Es conmovedor saber de esos tres años que pasó ese hombre esperando a la mujer con la que hoy tiene más de 50 años de casado. No fue una espera estéril o un simple protocolo, él bien sabía que en ella se podía aplicar lo que la canción agrega:

 

no sé que más, no sé que más puedo decirte, tú sabes ya, muchas más cosas que yo. Deja que viva, este amor tan romántico, deja que llegue el día soñado mas ahora no.

 

El amor espera, y por ende, nunca saca ventaja ni de la edad, ni del enamoramiento, ni de las heridas e inmadurez ajena. Antes bien, es lo suficientemente creativo para amar de formas nuevas. Es decir, no es pasivo y mediocre, sino que respetando los tiempos, la libertad y el proceso del otro, se convierte en ofrenda, así tenga que ser desde la distancia y el anonimato.

Dice la sabiduría popular:

 

Si a la amiga le das lo de la novia, y a la novia le das lo de la esposa, ¿a la esposa qué le vas a dar?

 

A esta altura creo que ya a todos se les debe venir otros temas de suma importancia en la preparación del matrimonio como sería el de la castidad, hoy tan erróneamente confundida con una simple abstinencia. Hablar de castidad es hablar de preparación en la fidelidad, por eso no se entiende la castidad sin la virtud teologal del amor.

 

  • El amor es paciente porque nace y permanece en la gracia. 

En consecuencia, quiero concluir motivando a forjar la virtud de la paciencia.
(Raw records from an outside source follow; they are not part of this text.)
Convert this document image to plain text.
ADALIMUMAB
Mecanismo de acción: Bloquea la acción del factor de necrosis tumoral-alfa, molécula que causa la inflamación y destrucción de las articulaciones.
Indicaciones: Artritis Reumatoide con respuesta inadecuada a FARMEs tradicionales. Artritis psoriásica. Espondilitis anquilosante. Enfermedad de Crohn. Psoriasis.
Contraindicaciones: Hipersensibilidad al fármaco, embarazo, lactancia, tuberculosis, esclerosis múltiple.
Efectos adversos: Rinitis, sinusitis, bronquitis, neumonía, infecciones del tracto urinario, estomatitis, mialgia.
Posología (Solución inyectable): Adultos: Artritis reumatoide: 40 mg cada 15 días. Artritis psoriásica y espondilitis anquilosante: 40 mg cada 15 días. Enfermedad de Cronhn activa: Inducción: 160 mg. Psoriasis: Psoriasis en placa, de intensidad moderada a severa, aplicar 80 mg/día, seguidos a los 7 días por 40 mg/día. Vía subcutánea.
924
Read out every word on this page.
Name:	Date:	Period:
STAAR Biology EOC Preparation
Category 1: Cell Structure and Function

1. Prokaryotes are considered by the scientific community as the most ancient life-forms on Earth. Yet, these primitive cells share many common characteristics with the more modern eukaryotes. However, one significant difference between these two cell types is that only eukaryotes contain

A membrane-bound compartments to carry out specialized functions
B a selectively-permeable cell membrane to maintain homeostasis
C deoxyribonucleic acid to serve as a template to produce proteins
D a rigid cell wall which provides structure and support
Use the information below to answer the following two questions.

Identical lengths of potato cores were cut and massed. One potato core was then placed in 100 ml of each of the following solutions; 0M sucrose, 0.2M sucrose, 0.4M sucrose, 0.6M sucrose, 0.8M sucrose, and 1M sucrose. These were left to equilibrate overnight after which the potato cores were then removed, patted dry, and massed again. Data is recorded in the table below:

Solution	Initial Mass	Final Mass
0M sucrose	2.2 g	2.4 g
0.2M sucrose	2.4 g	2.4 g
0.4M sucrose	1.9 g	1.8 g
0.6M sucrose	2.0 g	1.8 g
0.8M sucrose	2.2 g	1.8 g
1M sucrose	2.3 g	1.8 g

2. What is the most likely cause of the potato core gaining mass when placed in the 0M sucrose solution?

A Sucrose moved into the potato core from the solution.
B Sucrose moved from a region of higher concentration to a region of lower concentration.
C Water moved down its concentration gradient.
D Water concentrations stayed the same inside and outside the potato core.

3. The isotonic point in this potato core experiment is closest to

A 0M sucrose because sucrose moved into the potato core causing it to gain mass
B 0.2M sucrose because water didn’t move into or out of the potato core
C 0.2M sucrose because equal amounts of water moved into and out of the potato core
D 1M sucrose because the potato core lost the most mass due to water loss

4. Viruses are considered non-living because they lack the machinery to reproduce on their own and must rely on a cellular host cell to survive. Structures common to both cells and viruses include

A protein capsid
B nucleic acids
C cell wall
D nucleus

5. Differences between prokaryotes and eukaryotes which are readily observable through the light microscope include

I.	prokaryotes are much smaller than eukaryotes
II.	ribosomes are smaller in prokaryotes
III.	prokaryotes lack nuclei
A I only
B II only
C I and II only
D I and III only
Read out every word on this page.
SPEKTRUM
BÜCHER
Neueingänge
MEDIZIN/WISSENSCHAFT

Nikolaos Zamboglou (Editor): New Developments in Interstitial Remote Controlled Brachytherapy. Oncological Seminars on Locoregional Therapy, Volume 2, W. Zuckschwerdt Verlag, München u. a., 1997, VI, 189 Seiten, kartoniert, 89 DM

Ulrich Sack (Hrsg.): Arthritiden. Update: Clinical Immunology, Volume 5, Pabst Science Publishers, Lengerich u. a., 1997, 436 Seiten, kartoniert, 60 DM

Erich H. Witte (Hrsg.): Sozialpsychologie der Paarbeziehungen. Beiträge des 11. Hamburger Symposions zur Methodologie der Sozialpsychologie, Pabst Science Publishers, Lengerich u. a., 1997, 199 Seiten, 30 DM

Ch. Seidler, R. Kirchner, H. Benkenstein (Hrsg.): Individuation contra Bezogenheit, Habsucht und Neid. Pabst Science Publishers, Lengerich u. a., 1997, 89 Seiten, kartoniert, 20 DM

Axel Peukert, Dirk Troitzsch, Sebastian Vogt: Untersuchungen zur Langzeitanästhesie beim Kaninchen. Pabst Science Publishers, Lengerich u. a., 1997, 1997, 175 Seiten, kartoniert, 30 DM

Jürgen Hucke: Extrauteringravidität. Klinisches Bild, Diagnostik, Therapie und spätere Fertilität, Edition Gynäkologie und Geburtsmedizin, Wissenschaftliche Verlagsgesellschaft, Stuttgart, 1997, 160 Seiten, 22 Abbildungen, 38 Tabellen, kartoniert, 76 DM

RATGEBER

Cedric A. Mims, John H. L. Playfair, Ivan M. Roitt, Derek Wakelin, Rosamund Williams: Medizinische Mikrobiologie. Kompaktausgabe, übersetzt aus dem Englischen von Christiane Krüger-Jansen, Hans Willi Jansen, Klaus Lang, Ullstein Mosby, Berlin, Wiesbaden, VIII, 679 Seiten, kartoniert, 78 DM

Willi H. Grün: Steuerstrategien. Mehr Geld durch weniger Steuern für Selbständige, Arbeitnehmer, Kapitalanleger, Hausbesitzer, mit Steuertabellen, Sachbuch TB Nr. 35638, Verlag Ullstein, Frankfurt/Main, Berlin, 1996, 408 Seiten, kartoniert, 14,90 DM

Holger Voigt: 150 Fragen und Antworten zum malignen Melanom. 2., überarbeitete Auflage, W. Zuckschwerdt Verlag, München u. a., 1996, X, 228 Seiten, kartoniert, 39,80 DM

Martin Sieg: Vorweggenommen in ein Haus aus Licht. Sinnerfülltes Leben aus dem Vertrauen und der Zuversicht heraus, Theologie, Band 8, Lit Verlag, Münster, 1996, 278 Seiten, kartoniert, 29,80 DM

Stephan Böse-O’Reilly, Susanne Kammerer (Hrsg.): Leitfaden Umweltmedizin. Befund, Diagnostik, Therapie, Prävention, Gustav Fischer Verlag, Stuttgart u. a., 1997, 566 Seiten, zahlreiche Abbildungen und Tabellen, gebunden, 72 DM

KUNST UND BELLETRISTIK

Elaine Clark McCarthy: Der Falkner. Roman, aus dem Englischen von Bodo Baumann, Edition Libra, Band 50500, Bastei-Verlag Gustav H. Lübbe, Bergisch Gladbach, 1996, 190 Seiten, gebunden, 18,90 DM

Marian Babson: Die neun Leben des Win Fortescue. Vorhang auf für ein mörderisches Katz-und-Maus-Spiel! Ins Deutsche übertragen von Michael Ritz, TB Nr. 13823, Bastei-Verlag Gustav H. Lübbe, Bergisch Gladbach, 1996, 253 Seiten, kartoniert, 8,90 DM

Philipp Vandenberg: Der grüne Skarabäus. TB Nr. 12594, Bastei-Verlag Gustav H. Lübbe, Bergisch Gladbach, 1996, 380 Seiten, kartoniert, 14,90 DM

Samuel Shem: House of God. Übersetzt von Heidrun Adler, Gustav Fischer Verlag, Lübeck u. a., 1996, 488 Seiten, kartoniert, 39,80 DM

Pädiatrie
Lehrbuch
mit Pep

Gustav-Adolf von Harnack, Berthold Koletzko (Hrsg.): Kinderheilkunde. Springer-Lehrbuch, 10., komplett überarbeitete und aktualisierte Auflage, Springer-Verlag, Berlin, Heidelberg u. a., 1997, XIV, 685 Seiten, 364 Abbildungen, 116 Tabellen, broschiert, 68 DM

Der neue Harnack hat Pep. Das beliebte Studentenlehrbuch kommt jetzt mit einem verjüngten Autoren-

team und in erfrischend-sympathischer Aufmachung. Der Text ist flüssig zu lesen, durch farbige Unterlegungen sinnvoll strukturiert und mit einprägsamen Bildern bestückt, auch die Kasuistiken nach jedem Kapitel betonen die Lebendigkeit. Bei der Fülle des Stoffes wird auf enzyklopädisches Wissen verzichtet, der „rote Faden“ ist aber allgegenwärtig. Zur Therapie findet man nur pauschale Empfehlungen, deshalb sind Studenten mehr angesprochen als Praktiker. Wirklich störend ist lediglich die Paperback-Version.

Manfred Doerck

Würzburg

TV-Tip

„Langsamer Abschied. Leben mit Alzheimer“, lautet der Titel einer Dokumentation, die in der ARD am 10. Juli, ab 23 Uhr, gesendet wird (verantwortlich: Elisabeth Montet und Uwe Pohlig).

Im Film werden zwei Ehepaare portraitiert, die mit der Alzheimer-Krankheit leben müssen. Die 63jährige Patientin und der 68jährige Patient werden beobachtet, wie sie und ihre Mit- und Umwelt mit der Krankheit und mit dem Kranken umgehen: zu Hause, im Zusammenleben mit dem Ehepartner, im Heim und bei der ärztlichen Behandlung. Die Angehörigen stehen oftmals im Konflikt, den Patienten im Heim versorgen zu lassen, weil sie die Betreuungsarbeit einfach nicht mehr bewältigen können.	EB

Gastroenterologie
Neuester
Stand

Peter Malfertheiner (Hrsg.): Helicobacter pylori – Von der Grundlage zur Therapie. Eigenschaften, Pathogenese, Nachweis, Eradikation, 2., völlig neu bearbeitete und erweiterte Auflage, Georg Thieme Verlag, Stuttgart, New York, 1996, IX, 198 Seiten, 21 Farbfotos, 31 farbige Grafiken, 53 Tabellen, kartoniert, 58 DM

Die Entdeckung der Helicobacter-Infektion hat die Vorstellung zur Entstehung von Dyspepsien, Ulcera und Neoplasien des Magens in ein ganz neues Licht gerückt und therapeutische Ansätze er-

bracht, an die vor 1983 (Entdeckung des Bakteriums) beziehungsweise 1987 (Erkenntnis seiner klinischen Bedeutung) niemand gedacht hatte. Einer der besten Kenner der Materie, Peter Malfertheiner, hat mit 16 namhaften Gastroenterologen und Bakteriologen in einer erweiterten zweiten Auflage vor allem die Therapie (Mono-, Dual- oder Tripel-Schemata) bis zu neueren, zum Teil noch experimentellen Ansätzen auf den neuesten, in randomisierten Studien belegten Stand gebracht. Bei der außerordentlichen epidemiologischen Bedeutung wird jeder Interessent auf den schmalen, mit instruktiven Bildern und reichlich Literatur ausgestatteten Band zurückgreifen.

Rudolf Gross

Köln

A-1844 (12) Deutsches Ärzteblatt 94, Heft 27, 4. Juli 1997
Sí, de esa virtud llamada popularmente la Ciencia de la Paz (Paz-Ciencia). Pero para ello hay que entender las palabras de JESÚS:

 

Les doy mi paz, pero no se las doy como la dan los que son del mundo (Jn 14, 27)

 

Juan Pablo II decía que la paz de DIOS no es la paz del mundo, porque la paz de DIOS no es la ausencia de conflicto y crisis, sino el gobierno de la Gracia sobre esos conflictos y crisis. Para conseguir la paz del mundo basta un spa, un viaje, o cualquier tipo de placer egoísta.

Y si la paz de DIOS es el gobierno de la gracia sobre nuestra realidad humana, como católicos no podemos pretender amar mediante la virtud de la paciencia si no llevamos una vida sacramental y de oración seria. Sin lugar a dudas hay una paciencia humana que no depende de fe alguna, pero por ende tiene sus limites también. La paciencia que brota de la virtud teologal del amor es ofrenda, es completo olvido de sí mismo, es generadora de una santa y exquisita creatividad. Es como ya lo he dicho muchas veces: Convertirse en un puente entre la persona amada y DIOS.

Así que no te preguntes si tienes edad biológica para noviar o casarte, pregúntate qué edad tienes a nivel humano y sobre todo espiritual, pues de no tener éstas dos, usarás o te usarán, y quien usa no ama. DIOS te bendiga.